Китаец положил трубку.

Я растерянно стоял и слушал, как пищат в трубке гудки отбоя. В голове вертелась только одна мысль: почему он выбрал для встречи такое странное место?

10

Знаете ли вы, чем еще интересен Санкт-Петербург, город, в котором я живу, кроме того, что является он городом трех революций и двух дюжин рек и каналов? Если не знаете, то я скажу вам. Кроме всего этого, Петербург интересен тем, что это город тысячи и одного божества.

В свое время я пробовал об этом писать и, честно скажу, тогда малость обалдел от многообразия религий и верований, представленных в Петербурге. Где-нибудь на Мойке, в радиусе километра вокруг Кировского театра, можно обнаружить и православный Николо-Богоявленский собор, и иудейскую хоральную синагогу, и кришнаитское кафе с интригующим названием «Новая Навадвипа», и заведение под мало что лично мне говорящей вывеской «Штаб-квартира последователей веры Бахаи».

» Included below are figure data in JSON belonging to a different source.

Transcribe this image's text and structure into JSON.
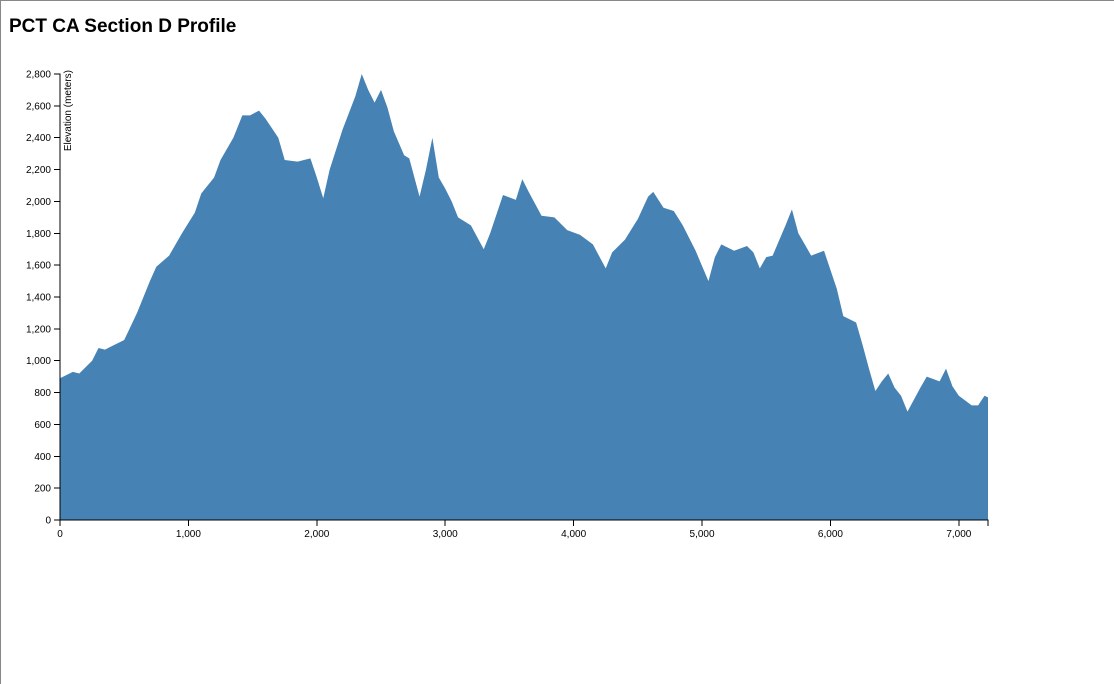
{
  "chart_data": {
    "type": "area",
    "title": "PCT CA Section D Profile",
    "y_label": "Elevation (meters)",
    "color": "#4682b4",
    "x": [
      0,
      100,
      150,
      250,
      300,
      350,
      400,
      500,
      600,
      700,
      750,
      850,
      950,
      1050,
      1100,
      1200,
      1250,
      1350,
      1420,
      1480,
      1550,
      1600,
      1700,
      1750,
      1850,
      1950,
      2000,
      2050,
      2100,
      2200,
      2300,
      2350,
      2400,
      2450,
      2500,
      2550,
      2600,
      2680,
      2720,
      2800,
      2850,
      2900,
      2950,
      3000,
      3050,
      3100,
      3200,
      3300,
      3350,
      3450,
      3550,
      3600,
      3650,
      3750,
      3850,
      3950,
      4050,
      4150,
      4250,
      4300,
      4400,
      4500,
      4580,
      4620,
      4700,
      4780,
      4850,
      4950,
      5050,
      5100,
      5150,
      5250,
      5350,
      5400,
      5450,
      5500,
      5550,
      5650,
      5700,
      5750,
      5800,
      5850,
      5950,
      6050,
      6100,
      6200,
      6250,
      6300,
      6350,
      6400,
      6450,
      6500,
      6550,
      6600,
      6700,
      6750,
      6850,
      6900,
      6950,
      7000,
      7100,
      7150,
      7200,
      7227
    ],
    "values": [
      890,
      930,
      920,
      1000,
      1080,
      1070,
      1090,
      1130,
      1300,
      1500,
      1590,
      1660,
      1800,
      1930,
      2050,
      2150,
      2260,
      2400,
      2540,
      2540,
      2570,
      2520,
      2400,
      2260,
      2250,
      2270,
      2150,
      2020,
      2200,
      2450,
      2660,
      2800,
      2700,
      2620,
      2700,
      2590,
      2440,
      2290,
      2270,
      2030,
      2200,
      2400,
      2150,
      2080,
      2000,
      1900,
      1850,
      1700,
      1800,
      2040,
      2010,
      2140,
      2060,
      1910,
      1900,
      1820,
      1790,
      1730,
      1580,
      1680,
      1760,
      1890,
      2030,
      2060,
      1960,
      1940,
      1850,
      1690,
      1500,
      1650,
      1730,
      1690,
      1720,
      1680,
      1580,
      1650,
      1660,
      1850,
      1950,
      1800,
      1730,
      1660,
      1690,
      1450,
      1280,
      1240,
      1100,
      950,
      810,
      870,
      920,
      830,
      780,
      680,
      830,
      900,
      870,
      950,
      840,
      780,
      720,
      720,
      780,
      770
    ],
    "xlim": [
      0,
      7227
    ],
    "ylim": [
      0,
      2800
    ],
    "xticks": [
      0,
      {
        "value": 1000,
        "label": "1,000"
      },
      {
        "value": 2000,
        "label": "2,000"
      },
      {
        "value": 3000,
        "label": "3,000"
      },
      {
        "value": 4000,
        "label": "4,000"
      },
      {
        "value": 5000,
        "label": "5,000"
      },
      {
        "value": 6000,
        "label": "6,000"
      },
      {
        "value": 7000,
        "label": "7,000"
      }
    ],
    "yticks": [
      0,
      200,
      400,
      600,
      800,
      {
        "value": 1000,
        "label": "1,000"
      },
      {
        "value": 1200,
        "label": "1,200"
      },
      {
        "value": 1400,
        "label": "1,400"
      },
      {
        "value": 1600,
        "label": "1,600"
      },
      {
        "value": 1800,
        "label": "1,800"
      },
      {
        "value": 2000,
        "label": "2,000"
      },
      {
        "value": 2200,
        "label": "2,200"
      },
      {
        "value": 2400,
        "label": "2,400"
      },
      {
        "value": 2600,
        "label": "2,600"
      },
      {
        "value": 2800,
        "label": "2,800"
      }
    ]
  }
}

Прекрасно помню, как, попытавшись копнуть чуть глубже, в том же самом районе я обнаружил еще и курсы зороастрийской астрологии, и даже кружок самых настоящих сатанистов. Правда, занимались обнаруженные мною сатанисты в основном тем, что каждое полнолуние прилежно рубили головы черным петухам да, напившись пива, предавались свальному блуду. Очевидно, именно так, по их мнению, и следовало служить князю тьмы.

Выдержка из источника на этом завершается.